Statistical analysis
Clinical characteristics of our sample were summarized by HRRpred tertile. In order to assess HRRpred model fit, we plotted actual vs predicted HRR and examined Pearson correlation coefficients, mean error, and R2 in the out-of-sample test set. To quantify how much of the HRR variance could be explained by HRRpred and other clinical covariates such as resting heart rate, we used a linear regression model. To compare the CNN model to prediction of HRR using resting heart rate, we constructed a random forest model and compared R2 coefficients via 5-fold cross-validation. In secondary analyses, we defined impaired HRR as the lowest tertile of HRR in the test set (recognizing there is no clinically accepted cut point to define impaired HRR) and examined HRRpred as a predictor of impaired HRR using multivariable logistic regression, with adjustment for age and sex. We calculated the % variance explained by HRRpred and assessed model discrimination by calculating the c-statistic. To examine clinical correlates of HRRpred (dependent variable) we used a linear regression model with clinical covariates including age, sex, systolic blood pressure, use of antihypertensive medications, body mass index, smoking status, diabetes mellitus, and prevalent CVD. To examine contributions of clinical covariates to HRRpred we took a stepwise approach with P for entry <.1 and P for retention <.05.
We then examined the association of HRRpred with incident disease outcomes including diabetes mellitus, heart failure, CVD, and all-cause mortality using multivariable Cox models.
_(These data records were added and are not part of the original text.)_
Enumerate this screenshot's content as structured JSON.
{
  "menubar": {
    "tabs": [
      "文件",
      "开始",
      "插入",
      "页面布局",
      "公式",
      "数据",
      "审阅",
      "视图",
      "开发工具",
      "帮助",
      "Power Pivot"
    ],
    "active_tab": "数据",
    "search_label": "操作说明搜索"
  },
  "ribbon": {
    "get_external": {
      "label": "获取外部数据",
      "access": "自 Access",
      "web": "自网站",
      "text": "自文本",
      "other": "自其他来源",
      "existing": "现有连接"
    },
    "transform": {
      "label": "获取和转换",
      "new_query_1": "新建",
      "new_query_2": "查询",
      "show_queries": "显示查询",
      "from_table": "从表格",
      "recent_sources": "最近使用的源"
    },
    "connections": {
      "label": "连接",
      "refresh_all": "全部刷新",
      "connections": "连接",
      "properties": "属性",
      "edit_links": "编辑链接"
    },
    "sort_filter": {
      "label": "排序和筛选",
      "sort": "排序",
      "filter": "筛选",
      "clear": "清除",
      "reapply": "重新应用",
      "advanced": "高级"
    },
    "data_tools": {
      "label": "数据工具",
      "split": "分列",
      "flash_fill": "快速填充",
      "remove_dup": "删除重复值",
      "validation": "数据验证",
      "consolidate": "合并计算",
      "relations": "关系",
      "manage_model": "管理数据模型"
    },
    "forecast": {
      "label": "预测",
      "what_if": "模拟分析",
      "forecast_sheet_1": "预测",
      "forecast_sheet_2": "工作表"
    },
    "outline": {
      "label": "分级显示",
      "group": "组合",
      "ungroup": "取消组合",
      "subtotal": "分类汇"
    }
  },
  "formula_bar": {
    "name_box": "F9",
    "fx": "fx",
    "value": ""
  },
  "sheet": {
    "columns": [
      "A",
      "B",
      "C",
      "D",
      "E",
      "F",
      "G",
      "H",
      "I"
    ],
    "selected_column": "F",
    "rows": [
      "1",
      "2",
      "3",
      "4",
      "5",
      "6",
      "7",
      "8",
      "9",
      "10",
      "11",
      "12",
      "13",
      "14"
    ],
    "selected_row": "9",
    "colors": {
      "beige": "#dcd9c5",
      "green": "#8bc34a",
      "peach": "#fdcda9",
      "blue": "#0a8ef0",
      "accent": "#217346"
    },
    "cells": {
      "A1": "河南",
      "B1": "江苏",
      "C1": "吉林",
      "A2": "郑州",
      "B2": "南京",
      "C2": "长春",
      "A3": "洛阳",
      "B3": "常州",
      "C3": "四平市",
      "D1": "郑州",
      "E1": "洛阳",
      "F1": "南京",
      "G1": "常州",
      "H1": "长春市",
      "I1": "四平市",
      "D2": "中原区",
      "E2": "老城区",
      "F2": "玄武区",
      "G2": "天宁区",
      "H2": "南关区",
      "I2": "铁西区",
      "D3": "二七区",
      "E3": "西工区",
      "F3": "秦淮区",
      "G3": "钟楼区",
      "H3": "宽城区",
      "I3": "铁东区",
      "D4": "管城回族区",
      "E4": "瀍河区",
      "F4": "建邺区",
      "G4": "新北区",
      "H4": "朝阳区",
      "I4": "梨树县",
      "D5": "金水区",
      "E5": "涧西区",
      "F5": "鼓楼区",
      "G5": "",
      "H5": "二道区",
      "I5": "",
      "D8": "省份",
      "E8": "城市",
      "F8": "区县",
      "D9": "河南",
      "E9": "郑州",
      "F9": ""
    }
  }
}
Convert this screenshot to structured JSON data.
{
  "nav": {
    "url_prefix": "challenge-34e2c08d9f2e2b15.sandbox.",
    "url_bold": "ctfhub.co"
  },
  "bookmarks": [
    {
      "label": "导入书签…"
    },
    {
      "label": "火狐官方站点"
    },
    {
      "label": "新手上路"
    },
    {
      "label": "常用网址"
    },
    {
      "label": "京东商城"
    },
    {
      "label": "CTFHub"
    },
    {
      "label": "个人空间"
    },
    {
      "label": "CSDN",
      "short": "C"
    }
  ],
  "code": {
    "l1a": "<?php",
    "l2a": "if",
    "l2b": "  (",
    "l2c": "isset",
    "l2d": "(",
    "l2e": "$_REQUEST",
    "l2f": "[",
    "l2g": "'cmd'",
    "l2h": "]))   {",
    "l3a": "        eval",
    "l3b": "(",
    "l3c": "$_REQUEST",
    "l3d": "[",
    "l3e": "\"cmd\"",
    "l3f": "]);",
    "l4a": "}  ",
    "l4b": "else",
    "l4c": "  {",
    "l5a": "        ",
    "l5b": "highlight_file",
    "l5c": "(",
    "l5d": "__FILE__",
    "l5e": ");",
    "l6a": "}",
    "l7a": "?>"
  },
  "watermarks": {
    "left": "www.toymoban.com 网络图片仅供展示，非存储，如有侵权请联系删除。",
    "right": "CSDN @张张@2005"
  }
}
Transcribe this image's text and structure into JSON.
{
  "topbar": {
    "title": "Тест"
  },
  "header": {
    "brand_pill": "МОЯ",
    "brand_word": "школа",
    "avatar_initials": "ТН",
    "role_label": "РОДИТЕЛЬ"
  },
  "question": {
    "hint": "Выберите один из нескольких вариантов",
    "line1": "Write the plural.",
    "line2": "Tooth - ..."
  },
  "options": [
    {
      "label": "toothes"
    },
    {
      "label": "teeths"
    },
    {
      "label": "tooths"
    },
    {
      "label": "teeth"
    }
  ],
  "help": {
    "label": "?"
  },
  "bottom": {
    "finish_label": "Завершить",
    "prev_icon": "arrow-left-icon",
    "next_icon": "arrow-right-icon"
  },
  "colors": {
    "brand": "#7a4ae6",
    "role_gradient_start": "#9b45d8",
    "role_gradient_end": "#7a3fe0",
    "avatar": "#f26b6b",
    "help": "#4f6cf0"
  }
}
Models were first adjusted for age, sex, systolic blood pressure, use of antihypertensive medications, body mass index, smoking status, diabetes mellitus (with exception of diabetes analyses), and prevalent CVD (with exception of CVD models). Models for incident diabetes were additionally adjusted for fasting glucose. In secondary analyses, we accounted for resting heart rate in the multivariable models. We quantified the degree of information gained with the addition of HRRpred to the multivariable model by examining the model area under the curve with and without HRRpred.26 Analyses were performed using the lifelines Python package for survival analyses. For outcome associations, a 2-sided P value <.05 was deemed significant.
Results
We studied 56,793 individuals with mean age 57 ± 8 years and 51% women. Few participants had prevalent CVD, with 1% of individuals that had a prior history of atrial fibrillation and 0.2% prior heart failure. Actual and predicted HRR were 27 bpm (interquartile range (IQR) 21, 34) and 28 bpm (IQR 25, 31), respectively. Individuals in the lowest vs highest HRRpred tertile were more likely to be men (58% vs 41%), with higher body mass index (28.6 vs 25.2 kg/m2) and greater prevalence of comorbid conditions, including treated hypertension (29% vs 12%) and diabetes mellitus (4% vs 2%, Table 1).
Table 1.
Clinical characteristic | HRRpred tertile |
|||
---|---|---|---|---|
Total sample |
Tertile 1 |
Tertile 2 |
Tertile 3 |
|
N = 56,793 | N = 18,931 | N = 18,931 | N = 18,931 | |
Age, years | 57.1 (8.1) | 57.8 (8.1) | 57.5 (8.1) | 56.1 (8.2) |
Men, n (%) | 27,578 (49%) | 10,947 (58%) | 8834 (47%) | 7797 (41%) |
Race, n (%) | ||||
White | 51,977 (91%) | 17,382 (91%) | 17,389 (91%) | 17,206 (91%) |
Black | 1539 (3%) | 507 (3%) | 477 (3%) | 555 (3%) |
Other | 3277 (6%) | 1042 (6%) | 1065 (6%) | 1170 (6%) |
Body mass index, kg/m2 | 27.4 (4.4) | 29.2 (4.7) | 27.3 (4.1) | 25.7 (3.6) |
Systolic blood pressure, mm Hg | 137 (17) | 141 (16) | 138 (17) | 134 (17) |
Hypertension treatment, n (%) | 11,131 (20%) | 5395 (29%) | 3477 (18%) | 2259 (12%) |
Diabetes mellitus, n (%) | 1225 (2%) | 722 (4%) | 348 (2%) | 155 (1%) |
Current smoker, n (%) | 4708 (8%) | 1750 (9%) | 1517 (8%) | 1441 (8%) |
Total cholesterol, mmol/L | 5.7 (4.9, 6.4) | 5.7 (4.9, 6.5) | 5.7 (5.0, 6.5) | 5.7 (5.0, 6.4) |
HDL cholesterol, mmol/L | 1.4 (1.2, 1.7) | 1.3 (1.1, 1.6) | 1.4 (1.2, 1.7) | 1.5 (1.3, 1.8) |
Lipid-lowering therapy | 10,141 (18%) | 4634 (25%) | 3243 (17%) | 2264 (12%) |
Prevalent CVD, n (%) | 1521 (3%) | 543 (3%) | 546 (3%) | 432 (2 %) |
Prevalent heart failure, n (%) | 136 (0.2%) | 71 (0.4 %) | 43 (0.2%) | 22 (0.1%) |
Prevalent atrial fibrillation, n (%) | 757 (1%) | 291 (2%) | 262 (1%) | 204 (1%) |
Resting heart rate, bpm | 71 (63, 79) | 81 (75, 88) | 70 (65, 75) | 62 (57, 67) |
Observed HRR at 50 seconds, bpm | 27 (21, 34) | 22 (16, 28) | 28 (22, 33) | 32 (26, 38) |
Predicted HRR at 50 seconds, bpm | 28 (25, 31) | 23 ( 21, 25) | 28 (27, 29) | 33 (31, 34) |
Data are expressed as n (%), mean (standard deviation), or median (25th, 75th percentile) as appropriate.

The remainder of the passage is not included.